As the U.S. and larger world population trends towards living in more urbanized cities and neighborhoods, reduced environmental quality, urban sprawl, and social segregation have become increasingly salient challenges for planning and design professionals (National Academies of Sciences, Engineering, & Medicine, 2016). The intersection of prioritizing environmental considerations in land-use decisions within the United States began in the late 1960s after the passage of the National Environmental Policy Act and took shape globally within the UN's Our Common Future Report in 1984 (UN, 1984). Rio de Janeiro Earth Summit's Agenda 21 in 1992 (Lafferty and Eckerberg, 2013) stimulated local sustainability actions, leading to the expansion of planning movements such as New Urbanism and Smart Growth (Smith, 2015; Wheeler, 2013; Luederitz et al., 2013) and the development of sustainability assessment tools from individual buildings to whole neighborhoods in scale (Retzlaff, 2009; Berardi, 2012).

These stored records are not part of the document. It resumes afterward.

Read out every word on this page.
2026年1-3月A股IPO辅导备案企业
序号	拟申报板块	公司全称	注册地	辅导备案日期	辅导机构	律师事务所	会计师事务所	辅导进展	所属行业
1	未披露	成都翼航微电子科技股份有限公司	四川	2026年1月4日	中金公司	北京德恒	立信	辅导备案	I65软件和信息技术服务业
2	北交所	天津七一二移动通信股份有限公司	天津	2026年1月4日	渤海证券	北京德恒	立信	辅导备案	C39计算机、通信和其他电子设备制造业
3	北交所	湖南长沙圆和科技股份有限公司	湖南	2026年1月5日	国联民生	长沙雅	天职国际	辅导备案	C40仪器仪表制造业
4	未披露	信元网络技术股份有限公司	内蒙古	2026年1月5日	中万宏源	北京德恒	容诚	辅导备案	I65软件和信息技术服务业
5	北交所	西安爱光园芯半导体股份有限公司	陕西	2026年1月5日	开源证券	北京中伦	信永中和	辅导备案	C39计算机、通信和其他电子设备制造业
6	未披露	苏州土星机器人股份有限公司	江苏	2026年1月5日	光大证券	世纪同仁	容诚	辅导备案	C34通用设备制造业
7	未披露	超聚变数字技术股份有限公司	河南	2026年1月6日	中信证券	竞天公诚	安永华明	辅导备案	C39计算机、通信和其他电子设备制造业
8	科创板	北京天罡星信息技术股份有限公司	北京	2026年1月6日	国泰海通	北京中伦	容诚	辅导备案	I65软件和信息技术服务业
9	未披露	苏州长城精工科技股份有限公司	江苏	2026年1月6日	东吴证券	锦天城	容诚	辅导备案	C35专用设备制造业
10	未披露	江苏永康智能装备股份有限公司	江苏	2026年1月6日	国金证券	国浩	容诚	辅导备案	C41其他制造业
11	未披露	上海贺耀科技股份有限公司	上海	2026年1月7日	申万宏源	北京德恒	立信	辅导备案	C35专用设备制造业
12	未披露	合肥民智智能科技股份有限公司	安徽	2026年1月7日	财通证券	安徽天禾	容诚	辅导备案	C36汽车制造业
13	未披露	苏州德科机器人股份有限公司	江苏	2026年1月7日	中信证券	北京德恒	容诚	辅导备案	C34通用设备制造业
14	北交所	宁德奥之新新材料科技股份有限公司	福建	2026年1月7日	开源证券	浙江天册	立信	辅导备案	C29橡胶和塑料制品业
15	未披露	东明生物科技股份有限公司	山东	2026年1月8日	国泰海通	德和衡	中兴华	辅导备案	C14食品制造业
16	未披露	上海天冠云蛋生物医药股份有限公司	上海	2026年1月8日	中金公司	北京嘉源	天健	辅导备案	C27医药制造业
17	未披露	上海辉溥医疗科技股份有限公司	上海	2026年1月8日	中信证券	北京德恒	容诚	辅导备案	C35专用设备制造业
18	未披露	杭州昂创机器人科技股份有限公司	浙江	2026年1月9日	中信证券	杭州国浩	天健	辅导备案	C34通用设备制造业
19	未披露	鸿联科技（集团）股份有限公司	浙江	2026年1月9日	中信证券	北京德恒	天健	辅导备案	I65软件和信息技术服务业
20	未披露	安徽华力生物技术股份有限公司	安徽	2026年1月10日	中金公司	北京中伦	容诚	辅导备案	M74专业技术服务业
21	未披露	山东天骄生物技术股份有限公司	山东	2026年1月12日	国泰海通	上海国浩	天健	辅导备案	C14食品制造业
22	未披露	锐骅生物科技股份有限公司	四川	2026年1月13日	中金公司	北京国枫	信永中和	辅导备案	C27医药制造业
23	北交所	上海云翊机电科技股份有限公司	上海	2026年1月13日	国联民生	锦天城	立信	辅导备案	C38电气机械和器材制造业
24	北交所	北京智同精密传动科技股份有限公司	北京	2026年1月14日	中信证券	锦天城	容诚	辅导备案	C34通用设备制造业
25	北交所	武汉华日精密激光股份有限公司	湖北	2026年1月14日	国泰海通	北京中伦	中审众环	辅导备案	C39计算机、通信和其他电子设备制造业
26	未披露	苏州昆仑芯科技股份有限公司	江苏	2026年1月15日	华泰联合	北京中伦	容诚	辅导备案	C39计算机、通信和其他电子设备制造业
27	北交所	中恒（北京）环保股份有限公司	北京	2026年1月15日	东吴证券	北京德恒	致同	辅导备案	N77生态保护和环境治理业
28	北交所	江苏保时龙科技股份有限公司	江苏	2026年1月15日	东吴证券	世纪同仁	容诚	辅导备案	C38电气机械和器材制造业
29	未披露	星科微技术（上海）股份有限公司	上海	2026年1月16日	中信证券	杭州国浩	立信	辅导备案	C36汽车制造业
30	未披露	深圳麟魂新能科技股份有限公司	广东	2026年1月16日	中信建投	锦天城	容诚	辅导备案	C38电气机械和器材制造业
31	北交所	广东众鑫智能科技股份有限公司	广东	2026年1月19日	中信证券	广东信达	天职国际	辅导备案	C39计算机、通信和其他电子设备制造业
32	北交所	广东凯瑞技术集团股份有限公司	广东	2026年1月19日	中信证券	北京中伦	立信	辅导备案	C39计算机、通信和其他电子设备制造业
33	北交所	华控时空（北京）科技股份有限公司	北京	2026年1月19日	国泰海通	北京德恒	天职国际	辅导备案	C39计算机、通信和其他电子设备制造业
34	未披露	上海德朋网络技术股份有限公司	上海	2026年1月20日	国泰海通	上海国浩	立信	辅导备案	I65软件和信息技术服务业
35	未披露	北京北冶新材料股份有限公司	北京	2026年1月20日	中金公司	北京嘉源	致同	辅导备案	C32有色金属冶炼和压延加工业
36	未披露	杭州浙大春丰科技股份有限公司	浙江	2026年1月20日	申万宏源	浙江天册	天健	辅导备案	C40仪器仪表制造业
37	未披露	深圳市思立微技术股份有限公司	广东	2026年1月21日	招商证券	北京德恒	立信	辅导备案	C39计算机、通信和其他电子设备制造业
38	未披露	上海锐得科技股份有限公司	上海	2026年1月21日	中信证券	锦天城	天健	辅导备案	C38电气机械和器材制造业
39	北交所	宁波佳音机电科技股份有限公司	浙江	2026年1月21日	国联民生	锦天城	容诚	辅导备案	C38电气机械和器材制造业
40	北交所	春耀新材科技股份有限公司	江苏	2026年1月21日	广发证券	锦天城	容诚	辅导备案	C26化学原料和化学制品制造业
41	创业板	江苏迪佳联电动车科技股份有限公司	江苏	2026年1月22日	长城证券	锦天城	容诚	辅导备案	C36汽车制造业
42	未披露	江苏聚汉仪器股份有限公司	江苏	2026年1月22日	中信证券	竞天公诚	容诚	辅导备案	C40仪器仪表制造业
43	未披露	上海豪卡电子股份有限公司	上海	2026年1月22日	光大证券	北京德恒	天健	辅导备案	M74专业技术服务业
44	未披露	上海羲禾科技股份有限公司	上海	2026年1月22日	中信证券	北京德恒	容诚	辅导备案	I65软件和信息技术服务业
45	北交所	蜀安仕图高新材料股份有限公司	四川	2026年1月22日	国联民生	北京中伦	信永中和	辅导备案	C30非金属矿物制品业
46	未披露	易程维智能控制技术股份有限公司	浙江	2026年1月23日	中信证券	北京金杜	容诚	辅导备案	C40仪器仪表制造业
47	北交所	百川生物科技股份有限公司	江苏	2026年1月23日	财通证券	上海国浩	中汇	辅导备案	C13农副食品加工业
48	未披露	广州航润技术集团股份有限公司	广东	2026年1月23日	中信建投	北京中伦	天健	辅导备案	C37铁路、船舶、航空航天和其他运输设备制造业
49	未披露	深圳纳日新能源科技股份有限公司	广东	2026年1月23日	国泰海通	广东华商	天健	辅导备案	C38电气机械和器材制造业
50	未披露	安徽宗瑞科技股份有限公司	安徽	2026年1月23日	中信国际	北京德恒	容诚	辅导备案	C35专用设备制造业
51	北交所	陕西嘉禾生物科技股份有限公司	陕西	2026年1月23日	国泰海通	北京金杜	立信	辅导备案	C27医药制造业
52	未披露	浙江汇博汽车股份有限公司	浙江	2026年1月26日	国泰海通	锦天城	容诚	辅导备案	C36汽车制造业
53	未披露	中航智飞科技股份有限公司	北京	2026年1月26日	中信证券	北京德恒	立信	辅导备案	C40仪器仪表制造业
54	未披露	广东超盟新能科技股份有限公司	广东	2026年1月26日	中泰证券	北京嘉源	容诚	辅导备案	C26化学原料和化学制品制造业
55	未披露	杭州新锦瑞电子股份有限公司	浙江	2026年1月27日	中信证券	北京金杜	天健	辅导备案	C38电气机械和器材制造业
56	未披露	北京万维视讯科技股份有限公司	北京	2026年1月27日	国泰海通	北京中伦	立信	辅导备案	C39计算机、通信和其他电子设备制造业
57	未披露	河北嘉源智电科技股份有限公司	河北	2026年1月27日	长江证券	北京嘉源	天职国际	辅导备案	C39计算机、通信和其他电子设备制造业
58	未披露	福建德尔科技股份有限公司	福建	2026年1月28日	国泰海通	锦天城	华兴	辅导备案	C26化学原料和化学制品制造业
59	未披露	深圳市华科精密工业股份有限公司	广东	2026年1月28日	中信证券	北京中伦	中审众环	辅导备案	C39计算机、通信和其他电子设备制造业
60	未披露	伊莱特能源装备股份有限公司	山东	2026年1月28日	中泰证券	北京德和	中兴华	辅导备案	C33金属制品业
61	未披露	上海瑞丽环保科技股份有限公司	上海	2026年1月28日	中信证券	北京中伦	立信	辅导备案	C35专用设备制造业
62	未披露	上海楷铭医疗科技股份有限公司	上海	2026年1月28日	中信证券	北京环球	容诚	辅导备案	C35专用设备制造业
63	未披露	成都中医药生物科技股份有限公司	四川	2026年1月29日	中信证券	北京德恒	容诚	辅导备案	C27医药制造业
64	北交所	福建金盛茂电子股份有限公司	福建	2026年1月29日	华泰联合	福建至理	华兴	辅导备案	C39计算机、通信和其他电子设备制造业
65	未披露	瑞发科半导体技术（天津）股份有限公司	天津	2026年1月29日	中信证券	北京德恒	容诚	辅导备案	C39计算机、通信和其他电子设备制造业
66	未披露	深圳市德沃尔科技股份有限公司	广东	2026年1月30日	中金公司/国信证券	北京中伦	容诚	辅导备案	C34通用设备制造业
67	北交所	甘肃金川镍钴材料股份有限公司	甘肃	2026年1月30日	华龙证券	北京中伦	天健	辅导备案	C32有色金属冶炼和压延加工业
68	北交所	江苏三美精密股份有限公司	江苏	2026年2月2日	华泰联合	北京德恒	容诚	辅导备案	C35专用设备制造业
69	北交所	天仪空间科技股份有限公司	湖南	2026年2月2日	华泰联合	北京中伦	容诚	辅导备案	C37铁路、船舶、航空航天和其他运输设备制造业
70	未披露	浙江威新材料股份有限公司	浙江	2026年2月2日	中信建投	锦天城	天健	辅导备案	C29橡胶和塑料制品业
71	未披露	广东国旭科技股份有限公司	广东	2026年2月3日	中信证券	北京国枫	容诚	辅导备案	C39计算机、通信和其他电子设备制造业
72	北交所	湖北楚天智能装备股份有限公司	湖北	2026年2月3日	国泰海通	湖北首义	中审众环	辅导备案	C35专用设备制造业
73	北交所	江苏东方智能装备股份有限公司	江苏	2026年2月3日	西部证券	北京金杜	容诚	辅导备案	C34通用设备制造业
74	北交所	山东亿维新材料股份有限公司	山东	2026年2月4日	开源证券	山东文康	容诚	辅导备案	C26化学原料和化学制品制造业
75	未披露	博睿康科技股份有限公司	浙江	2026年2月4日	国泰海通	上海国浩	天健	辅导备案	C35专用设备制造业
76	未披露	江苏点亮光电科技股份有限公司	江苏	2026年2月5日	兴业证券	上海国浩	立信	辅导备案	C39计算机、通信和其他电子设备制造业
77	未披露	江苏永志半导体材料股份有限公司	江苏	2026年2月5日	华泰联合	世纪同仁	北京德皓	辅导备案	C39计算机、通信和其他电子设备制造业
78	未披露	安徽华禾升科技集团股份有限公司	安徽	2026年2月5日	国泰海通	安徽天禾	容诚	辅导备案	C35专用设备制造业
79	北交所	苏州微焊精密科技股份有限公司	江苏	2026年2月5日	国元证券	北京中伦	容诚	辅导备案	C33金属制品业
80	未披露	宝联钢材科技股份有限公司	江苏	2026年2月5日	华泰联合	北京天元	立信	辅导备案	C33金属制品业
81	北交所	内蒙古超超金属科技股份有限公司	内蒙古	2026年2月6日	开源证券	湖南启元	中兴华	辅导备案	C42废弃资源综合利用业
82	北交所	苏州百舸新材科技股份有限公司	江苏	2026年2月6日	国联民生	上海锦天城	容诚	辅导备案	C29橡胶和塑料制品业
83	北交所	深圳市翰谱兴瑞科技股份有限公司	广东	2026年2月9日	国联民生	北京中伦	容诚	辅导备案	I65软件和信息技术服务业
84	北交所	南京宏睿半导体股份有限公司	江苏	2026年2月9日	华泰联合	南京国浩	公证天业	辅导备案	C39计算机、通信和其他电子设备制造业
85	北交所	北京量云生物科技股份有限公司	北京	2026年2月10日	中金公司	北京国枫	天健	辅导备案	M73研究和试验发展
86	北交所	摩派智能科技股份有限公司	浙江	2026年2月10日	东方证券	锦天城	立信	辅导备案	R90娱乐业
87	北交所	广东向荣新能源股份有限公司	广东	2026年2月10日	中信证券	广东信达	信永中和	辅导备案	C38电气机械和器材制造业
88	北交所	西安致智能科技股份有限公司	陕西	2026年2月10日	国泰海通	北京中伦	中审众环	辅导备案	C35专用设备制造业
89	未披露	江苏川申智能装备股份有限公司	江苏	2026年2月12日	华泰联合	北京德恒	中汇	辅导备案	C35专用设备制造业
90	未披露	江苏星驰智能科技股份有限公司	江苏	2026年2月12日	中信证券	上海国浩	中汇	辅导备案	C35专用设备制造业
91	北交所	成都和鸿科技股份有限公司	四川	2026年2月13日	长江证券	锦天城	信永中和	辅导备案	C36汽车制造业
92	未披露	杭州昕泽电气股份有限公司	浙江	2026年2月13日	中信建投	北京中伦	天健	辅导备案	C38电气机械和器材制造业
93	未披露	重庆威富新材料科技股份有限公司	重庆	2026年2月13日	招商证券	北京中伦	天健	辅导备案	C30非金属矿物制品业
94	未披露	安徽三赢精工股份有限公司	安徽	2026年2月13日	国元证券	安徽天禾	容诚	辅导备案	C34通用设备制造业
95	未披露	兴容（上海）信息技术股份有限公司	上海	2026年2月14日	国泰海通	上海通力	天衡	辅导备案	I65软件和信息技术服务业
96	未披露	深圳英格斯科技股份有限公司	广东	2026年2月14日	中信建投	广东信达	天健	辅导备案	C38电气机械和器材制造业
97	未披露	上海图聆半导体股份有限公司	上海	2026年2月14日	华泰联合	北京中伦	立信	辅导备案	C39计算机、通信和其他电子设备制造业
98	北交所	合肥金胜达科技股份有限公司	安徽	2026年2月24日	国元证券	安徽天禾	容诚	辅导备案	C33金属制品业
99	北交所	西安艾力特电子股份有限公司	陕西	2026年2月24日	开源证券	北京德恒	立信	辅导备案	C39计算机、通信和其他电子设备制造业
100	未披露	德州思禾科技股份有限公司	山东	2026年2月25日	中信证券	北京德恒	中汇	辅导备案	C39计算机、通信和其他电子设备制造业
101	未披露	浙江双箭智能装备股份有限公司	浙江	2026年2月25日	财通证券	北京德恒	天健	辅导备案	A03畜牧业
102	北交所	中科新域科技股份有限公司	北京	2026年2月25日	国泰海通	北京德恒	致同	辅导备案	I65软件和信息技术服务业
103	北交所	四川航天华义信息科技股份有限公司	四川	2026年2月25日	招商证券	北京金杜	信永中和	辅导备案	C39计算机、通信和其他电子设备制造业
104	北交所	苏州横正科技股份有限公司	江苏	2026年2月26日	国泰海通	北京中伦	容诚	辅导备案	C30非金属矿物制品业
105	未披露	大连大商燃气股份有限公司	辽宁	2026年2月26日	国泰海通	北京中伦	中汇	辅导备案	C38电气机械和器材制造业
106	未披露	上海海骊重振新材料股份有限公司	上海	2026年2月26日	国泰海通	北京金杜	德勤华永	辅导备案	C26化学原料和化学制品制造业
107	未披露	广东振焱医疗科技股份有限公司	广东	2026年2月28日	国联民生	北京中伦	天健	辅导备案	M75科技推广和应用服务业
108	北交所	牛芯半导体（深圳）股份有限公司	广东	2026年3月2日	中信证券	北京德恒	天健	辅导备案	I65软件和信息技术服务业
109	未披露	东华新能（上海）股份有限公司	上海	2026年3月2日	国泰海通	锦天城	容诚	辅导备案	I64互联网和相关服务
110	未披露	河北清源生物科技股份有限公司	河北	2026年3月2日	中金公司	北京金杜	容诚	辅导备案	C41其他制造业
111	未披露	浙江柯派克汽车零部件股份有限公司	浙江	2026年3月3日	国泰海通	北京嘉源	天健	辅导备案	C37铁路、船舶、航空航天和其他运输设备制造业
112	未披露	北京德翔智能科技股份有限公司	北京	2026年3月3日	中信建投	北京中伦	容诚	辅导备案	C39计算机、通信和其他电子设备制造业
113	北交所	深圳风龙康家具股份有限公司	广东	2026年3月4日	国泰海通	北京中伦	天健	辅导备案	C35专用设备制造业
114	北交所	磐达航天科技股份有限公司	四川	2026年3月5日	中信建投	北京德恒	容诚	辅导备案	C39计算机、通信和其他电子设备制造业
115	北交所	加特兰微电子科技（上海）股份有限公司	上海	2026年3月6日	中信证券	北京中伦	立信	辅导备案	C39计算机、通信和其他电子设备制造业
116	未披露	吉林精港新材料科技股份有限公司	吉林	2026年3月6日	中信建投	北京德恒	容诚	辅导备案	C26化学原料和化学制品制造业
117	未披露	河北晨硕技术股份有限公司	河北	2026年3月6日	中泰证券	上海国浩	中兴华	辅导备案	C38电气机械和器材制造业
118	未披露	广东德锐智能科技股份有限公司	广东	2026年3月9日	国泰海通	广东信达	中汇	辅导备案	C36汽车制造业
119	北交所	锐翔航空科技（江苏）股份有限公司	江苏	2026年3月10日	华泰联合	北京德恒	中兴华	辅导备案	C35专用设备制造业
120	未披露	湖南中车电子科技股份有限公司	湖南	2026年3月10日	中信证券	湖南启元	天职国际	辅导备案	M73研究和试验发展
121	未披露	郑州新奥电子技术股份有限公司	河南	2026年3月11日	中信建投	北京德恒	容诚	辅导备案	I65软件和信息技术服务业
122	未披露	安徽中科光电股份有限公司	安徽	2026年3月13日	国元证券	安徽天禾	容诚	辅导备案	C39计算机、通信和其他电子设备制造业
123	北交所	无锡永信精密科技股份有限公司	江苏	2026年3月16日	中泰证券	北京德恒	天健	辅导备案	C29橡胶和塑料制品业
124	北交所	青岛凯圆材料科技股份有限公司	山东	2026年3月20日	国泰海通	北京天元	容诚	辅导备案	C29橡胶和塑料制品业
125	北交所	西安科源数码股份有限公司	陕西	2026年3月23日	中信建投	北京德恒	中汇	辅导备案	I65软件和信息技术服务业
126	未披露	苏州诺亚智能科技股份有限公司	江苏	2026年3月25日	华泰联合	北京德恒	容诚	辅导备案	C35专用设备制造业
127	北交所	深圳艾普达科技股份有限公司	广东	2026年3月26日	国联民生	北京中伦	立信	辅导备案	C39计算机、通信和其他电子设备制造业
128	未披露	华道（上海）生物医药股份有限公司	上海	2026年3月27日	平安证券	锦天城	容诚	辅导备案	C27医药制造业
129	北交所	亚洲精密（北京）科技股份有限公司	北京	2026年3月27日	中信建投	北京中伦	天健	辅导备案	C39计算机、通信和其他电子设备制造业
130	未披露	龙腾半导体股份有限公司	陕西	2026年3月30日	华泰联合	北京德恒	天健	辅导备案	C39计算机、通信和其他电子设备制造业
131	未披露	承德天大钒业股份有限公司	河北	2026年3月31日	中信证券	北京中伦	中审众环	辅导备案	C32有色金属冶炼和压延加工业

One of the major assessment tools to emerge was the Leadership in Energy and Environmental Design (LEED) Green Building Rating System that the United States Green Building Council (USGBC) established in 2000 (Shutters and Tufts, 2016). LEED has provided a comprehensive set of guidelines and qualifications to recognize green building projects that take additional steps of source-reduction, energyefficiency, and sustainable design in their construction (USGBC, 2017). In 2009, LEED launched an additional program for Neighborhood Development (LEED-ND) that looked beyond the impact of individual buildings to consider the sustainability of entire communities in their development (USGBC, 2014). The LEED-ND framework asks developers to incorporate important site selection-based considerations in the planning process such as the walkability and compactness of the neighborhood, its proximity to possible transit options, as well as its development impact on surrounding wetlands, wildlife, and agricultural uses. The LEED-ND framework, when compared to other neighborhood-scale certifications, also provides stronger emphasis on the resources, environment and location of site selection. (Sharifi and Murayama, 2015). Within the growth and sustainable development practices that LEED-ND projects aim to implement, there remains widespread variation in which areas of the country have more robustly pursued and completed such projects (see Fig. 1).